Read more about nighttime activities at national parks—from nocturnal wildlife watching, to full-moon hiking.
Rock climbing
Experienced climbers love the classic granite and crack routes at Lumpy Ridge, just outside of Estes Park. Colorado Mountain School offers guided trips there and deeper in the park on the cliffy, multi-pitch routes of formations like the Petit Groupon and Spearhead (starting at $549 per day).
Snowshoeing
Winter visitors can explore many of the park’s trails, too: Just strap into a pair of snowshoes and go. Tromp out to Mills Lake, a 5.6-mile round trip, for a classic quiet-season journey out of Glacier Gorge. Rangers also lead guided snowshoe treks on both the east and west sides of the park (free; reservations required).
Where to stay
Unlike some of the other marquee national parks, Rocky Mountain doesn’t have any in-park lodges—so if you’re dreaming of a night within park borders, choose one of the five car campgrounds. Our top pick: Aspenglen, a 52-site campground tucked into the pine forest near the Fall River Entrance ($35 per night; reservations required).
If you’re basing yourself in Estes Park, stay at the iconic Stanley Hotel. Famously known as the place that inspired Stephen King to write The Shining, this stately hotel has been catering to well-heeled guests since 1909. Options range from historic rooms to boutique-y renovated units to apartments. In Grand Lake, the rustic Grand Lake Lodge sits just outside the park boundary and offers lake views, a pool, and accommodations in both cabins and glamping-style Jupe tents.
Read our full guide to the best places to stay in Rocky Mountain National Park.
Where to fuel up
Dining options inside the park are limited to sandwiches and coffee at the Café at Trail Ridge inside the Alpine Visitor Center, so plan on having your restaurant experiences in gateway towns, before or after the day’s explorations.

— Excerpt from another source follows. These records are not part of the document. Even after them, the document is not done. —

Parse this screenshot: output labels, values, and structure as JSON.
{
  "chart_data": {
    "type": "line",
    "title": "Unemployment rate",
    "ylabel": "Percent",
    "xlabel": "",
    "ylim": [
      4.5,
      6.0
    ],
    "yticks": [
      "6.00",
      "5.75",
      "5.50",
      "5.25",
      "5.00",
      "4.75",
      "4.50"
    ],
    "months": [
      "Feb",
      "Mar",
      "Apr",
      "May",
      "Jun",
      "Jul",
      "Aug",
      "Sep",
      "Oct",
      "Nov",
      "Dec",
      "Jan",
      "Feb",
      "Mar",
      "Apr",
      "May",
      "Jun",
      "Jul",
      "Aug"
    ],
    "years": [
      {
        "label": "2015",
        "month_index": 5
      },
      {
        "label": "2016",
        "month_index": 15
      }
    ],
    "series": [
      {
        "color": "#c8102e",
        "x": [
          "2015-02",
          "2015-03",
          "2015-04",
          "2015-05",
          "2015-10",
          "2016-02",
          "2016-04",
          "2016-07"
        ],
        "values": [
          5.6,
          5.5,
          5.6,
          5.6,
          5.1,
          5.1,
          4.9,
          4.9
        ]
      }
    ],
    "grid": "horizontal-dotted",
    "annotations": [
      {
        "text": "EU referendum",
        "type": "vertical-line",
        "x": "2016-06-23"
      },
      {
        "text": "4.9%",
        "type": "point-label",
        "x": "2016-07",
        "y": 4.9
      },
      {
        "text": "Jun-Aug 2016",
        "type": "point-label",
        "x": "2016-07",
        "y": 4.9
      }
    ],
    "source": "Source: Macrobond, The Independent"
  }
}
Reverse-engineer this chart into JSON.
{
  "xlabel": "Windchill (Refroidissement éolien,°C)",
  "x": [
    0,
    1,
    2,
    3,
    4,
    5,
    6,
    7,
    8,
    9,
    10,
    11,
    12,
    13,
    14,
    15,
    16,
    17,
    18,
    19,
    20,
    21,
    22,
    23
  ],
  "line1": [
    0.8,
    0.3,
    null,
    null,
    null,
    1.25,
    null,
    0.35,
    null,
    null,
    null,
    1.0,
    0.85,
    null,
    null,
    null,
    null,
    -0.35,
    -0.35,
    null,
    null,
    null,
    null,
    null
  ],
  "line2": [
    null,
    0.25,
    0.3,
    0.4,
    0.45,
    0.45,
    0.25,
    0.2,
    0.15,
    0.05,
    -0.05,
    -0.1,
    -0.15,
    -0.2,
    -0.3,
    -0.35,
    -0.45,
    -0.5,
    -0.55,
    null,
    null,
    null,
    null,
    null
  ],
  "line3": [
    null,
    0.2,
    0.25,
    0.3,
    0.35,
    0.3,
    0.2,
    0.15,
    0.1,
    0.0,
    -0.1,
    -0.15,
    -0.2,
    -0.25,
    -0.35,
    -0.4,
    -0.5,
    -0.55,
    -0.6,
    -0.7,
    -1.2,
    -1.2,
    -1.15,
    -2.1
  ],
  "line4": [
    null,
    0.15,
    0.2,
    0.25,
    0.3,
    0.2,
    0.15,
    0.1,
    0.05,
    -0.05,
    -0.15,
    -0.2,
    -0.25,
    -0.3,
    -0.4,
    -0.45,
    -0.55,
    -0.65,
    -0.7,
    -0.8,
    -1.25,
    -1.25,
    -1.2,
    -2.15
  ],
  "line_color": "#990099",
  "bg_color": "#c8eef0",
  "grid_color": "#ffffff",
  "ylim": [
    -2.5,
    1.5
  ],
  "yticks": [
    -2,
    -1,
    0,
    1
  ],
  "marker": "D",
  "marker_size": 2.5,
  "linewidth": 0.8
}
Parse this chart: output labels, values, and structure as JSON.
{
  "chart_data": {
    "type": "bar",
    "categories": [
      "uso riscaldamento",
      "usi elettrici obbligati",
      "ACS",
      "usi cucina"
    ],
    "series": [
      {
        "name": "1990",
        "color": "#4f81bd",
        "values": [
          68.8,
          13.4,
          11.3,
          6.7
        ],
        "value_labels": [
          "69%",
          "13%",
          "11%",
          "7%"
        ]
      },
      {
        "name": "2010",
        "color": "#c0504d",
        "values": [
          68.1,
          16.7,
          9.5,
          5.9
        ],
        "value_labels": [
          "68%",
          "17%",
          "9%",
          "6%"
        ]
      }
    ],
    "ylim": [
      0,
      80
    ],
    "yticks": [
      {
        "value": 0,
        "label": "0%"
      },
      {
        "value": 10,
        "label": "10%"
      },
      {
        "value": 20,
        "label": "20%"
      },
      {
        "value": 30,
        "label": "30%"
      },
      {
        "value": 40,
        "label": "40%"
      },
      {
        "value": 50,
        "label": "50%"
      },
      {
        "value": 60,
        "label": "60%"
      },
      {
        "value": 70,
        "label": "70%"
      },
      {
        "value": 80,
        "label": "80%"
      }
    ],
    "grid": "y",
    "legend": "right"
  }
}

Estes Park’s dining scene features plenty of steak, burgers, and giant burritos, but several eateries elevate things a bit. Bird & Jim showcases locally sourced ingredients, an extensive wine list, and a bourbon-and-whiskey heavy cocktail menu. And the Stanley Hotel hosts not one but three restaurants, with upscale game meat dishes at Cascades Restaurant & Lounge, hot chicken and microbrews at The Post, and fancy pancakes at Brunch & Co. On the other side of the divide, Grand Lake’s Sagebrush BBQ & Grill earns its local-favorite status with an extensive menu of ribs, brisket, seafood, and wild-game sausage.